The big question is whether the dollar will continue to slide. Plenty of experts think it will. "We see it falling another 20% against the euro over the next couple of years," says money manager Ron Rogé of R.W. Rogé & Co. To turn the falling dollar to your advantage, Rogé and other financial advisors recommend investing in international funds that do not hedge or use derivatives to prevent currency fluctuations from affecting the value of their holdings. Of course, that means you can end up on the losing end of currency movements if the greenback makes a strong comeback.

The most straightforward way to bet against the dollar is with a foreign bond fund. "They have the purest currency exposure," says Jeremy DeGroot, co-chief investment officer at Litman/Gregory Asset Management. And one of the purest plays in the category, according to analyst Andrew Clark of research firm Lipper, is the new, unhedged version of Pimco's Foreign Bond (PFUAX), which it introduced last April. In the fourth quarter of 2004 it returned 10%. The fund makes conservative investments in government debt primarily in developed countries. It currently has more than 95% of its assets in bonds rated AA or higher. T. Rowe Price's International Bond (RPIBX) has a similar profile but a longer track record; it has returned an average of 17% per year over the past three years.
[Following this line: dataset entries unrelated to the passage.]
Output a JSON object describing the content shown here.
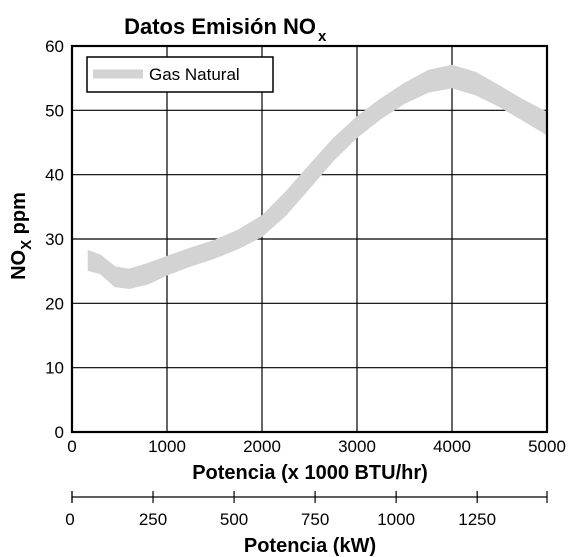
{
  "chart_data": {
    "type": "area",
    "title": "Datos Emisión NO",
    "title_sub": "x",
    "xlabel": "Potencia (x 1000 BTU/hr)",
    "ylabel_main": "NO",
    "ylabel_sub": "X",
    "ylabel_tail": " ppm",
    "xlim": [
      0,
      5000
    ],
    "ylim": [
      0,
      60
    ],
    "x_ticks": [
      0,
      1000,
      2000,
      3000,
      4000,
      5000
    ],
    "x_tick_labels": [
      "0",
      "1000",
      "2000",
      "3000",
      "4000",
      "5000"
    ],
    "y_ticks": [
      0,
      10,
      20,
      30,
      40,
      50,
      60
    ],
    "y_tick_labels": [
      "0",
      "10",
      "20",
      "30",
      "40",
      "50",
      "60"
    ],
    "grid": true,
    "legend_position": "top-left",
    "series": [
      {
        "name": "Gas Natural",
        "color": "#d3d3d3",
        "x": [
          170,
          300,
          450,
          600,
          800,
          1000,
          1250,
          1500,
          1750,
          2000,
          2250,
          2500,
          2750,
          3000,
          3250,
          3500,
          3750,
          4000,
          4250,
          4500,
          4750,
          5000
        ],
        "upper": [
          28.2,
          27.5,
          25.7,
          25.3,
          26.2,
          27.3,
          28.6,
          29.8,
          31.4,
          33.6,
          37.3,
          41.5,
          45.6,
          49.0,
          51.8,
          54.2,
          56.2,
          57.0,
          55.9,
          53.8,
          51.6,
          49.7
        ],
        "lower": [
          25.1,
          24.6,
          22.6,
          22.3,
          23.0,
          24.4,
          25.8,
          27.0,
          28.5,
          30.4,
          33.7,
          37.9,
          42.2,
          45.8,
          48.7,
          51.1,
          52.8,
          53.5,
          52.4,
          50.6,
          48.4,
          46.2
        ]
      }
    ],
    "secondary_axis": {
      "label": "Potencia (kW)",
      "ticks": [
        0,
        250,
        500,
        750,
        1000,
        1250
      ],
      "tick_labels": [
        "0",
        "250",
        "500",
        "750",
        "1000",
        "1250"
      ],
      "range": [
        0,
        1465.4
      ]
    }
  }
}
You can also use international stock funds to bet against the dollar. Experts recommend a pair of value-oriented funds. Morningstar analyst Bill Rocco likes Third Avenue International Value (TAVIX), which has returned an average of 26% a year over the past three years by rooting out undervalued small caps from all over the globe. And Rogé likes large-cap specialist Oakmark International (OAKIX). The sibling of the well-known Oakmark and Oakmark Select funds racked up a 19% gain in 2004. That's a foreign concept worth adopting.